Engineering Contradictions & Design Principles
Engineering Contradiction Analysis
1Productivity
If manual data ingestion methods are used, then system complexity is reduced, but data processing efficiency and automation level deteriorate
Solution Approach 1:
The system enables self-service data ingestion through automated template generation and validation. The graphical user interface automatically generates data descriptors, validates data against templates, and processes data without requiring manual intervention in complex processing steps, thereby improving productivity while keeping the user interface simple
Solution Approach 2:
The system performs preliminary actions by pre-defining data templates and schemas before actual data ingestion occurs.

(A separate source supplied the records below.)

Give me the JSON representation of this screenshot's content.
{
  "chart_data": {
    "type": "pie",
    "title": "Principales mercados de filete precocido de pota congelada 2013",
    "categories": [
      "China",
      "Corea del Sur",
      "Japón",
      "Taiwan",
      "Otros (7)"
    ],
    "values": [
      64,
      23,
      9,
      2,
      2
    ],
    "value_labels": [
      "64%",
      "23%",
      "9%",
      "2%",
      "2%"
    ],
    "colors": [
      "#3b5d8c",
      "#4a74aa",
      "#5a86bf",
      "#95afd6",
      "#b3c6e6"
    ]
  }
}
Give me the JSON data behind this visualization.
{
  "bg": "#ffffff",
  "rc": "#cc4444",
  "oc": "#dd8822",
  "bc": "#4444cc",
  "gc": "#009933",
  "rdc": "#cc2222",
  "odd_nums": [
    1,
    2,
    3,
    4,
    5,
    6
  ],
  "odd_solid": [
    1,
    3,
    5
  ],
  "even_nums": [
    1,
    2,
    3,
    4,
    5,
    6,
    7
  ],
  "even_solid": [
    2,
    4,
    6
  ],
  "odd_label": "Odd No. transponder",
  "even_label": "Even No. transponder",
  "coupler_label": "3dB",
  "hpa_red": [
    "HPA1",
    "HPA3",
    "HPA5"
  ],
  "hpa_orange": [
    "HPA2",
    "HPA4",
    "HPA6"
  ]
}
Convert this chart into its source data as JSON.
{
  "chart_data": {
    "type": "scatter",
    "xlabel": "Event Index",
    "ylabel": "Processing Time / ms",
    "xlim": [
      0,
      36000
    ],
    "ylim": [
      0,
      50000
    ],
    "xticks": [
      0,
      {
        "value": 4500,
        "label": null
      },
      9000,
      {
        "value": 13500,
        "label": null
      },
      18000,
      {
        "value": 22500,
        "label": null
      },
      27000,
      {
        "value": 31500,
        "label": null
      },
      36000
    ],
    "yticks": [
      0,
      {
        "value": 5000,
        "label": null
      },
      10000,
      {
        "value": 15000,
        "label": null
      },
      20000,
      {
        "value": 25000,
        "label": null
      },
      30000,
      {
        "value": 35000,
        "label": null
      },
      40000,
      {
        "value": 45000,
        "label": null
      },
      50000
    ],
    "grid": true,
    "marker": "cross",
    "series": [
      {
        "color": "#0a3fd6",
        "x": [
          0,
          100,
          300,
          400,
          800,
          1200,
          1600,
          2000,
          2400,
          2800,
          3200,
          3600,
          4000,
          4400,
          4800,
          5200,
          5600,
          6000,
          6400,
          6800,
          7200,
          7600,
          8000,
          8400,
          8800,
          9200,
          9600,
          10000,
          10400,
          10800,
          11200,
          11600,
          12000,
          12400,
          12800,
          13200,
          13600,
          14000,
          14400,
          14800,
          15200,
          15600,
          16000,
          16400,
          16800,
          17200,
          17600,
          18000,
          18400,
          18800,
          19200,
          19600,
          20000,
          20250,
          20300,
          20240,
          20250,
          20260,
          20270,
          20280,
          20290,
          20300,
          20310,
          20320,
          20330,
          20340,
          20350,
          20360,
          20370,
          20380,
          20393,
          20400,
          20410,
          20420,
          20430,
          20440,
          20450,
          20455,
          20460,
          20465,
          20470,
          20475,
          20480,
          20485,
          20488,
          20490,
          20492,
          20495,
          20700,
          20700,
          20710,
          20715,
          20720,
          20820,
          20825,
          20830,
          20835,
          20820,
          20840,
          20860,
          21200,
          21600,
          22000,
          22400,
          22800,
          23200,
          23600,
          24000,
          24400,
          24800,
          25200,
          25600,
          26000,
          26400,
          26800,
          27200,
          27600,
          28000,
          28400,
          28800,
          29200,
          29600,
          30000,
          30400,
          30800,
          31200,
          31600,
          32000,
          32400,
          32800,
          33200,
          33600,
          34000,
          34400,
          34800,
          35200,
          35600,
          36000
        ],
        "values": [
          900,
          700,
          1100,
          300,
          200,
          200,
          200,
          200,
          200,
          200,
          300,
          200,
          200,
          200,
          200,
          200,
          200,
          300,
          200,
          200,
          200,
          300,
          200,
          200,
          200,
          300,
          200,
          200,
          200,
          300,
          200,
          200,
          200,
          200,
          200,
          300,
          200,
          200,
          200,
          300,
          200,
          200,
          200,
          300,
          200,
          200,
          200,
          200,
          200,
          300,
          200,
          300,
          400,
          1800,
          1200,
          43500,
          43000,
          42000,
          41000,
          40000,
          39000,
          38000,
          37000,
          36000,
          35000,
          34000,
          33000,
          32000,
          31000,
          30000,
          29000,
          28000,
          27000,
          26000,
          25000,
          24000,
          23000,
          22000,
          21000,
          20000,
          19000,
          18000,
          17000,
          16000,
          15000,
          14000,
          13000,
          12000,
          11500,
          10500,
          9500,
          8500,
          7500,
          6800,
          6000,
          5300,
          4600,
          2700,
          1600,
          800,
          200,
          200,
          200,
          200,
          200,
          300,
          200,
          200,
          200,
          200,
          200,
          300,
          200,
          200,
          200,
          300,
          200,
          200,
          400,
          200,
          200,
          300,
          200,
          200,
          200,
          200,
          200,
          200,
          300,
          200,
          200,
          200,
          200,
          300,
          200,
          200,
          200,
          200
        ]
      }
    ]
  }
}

These pre-configured templates guide the automated data processing, allowing efficient data ingestion without complex real-time processing logic, thus resolving the contradiction between productivity and system complexity
2Measurement precision
If automated data validation is implemented, then data processing accuracy is improved, but operation time increases
Solution Approach 1:
Data validation templates and schemas are prepared in advance before data ingestion. This preliminary configuration allows rapid validation of incoming data against pre-defined criteria, achieving high accuracy without time-consuming validation logic, thus resolving the contradiction between measurement precision and time loss
Solution Approach 2:
The system implements feedback mechanisms where data validation results are immediately fed back to users through the graphical user interface. This allows rapid iteration and correction of data issues, improving overall validation accuracy while minimizing time loss through immediate feedback loops
3Loss of information
If comprehensive data integration is performed, then information completeness is improved, but processing complexity increases
Solution Approach 1:
The data integration process is segmented into distinct modules within the graphical user interface: data ingestion, template generation, validation, and storage. Each module handles a specific aspect of data processing independently, making the overall complex process manageable and maintainable while ensuring complete data integration through systematic coverage of all processing stages
Data Source
AI summary
A method can include receiving a selection for data via a graphical user interface rendered to a display; via the graphical user interface, initiating a data ingestion process for the selected data; via the graphical user interface, rendering data descriptors generated by the data ingestion process; via the graphical user interface, issuing a validation instruction that validates the data descriptors; and, via the graphical user interface, issuing an instruction that stores a data ingestion template that includes the validated data descriptors.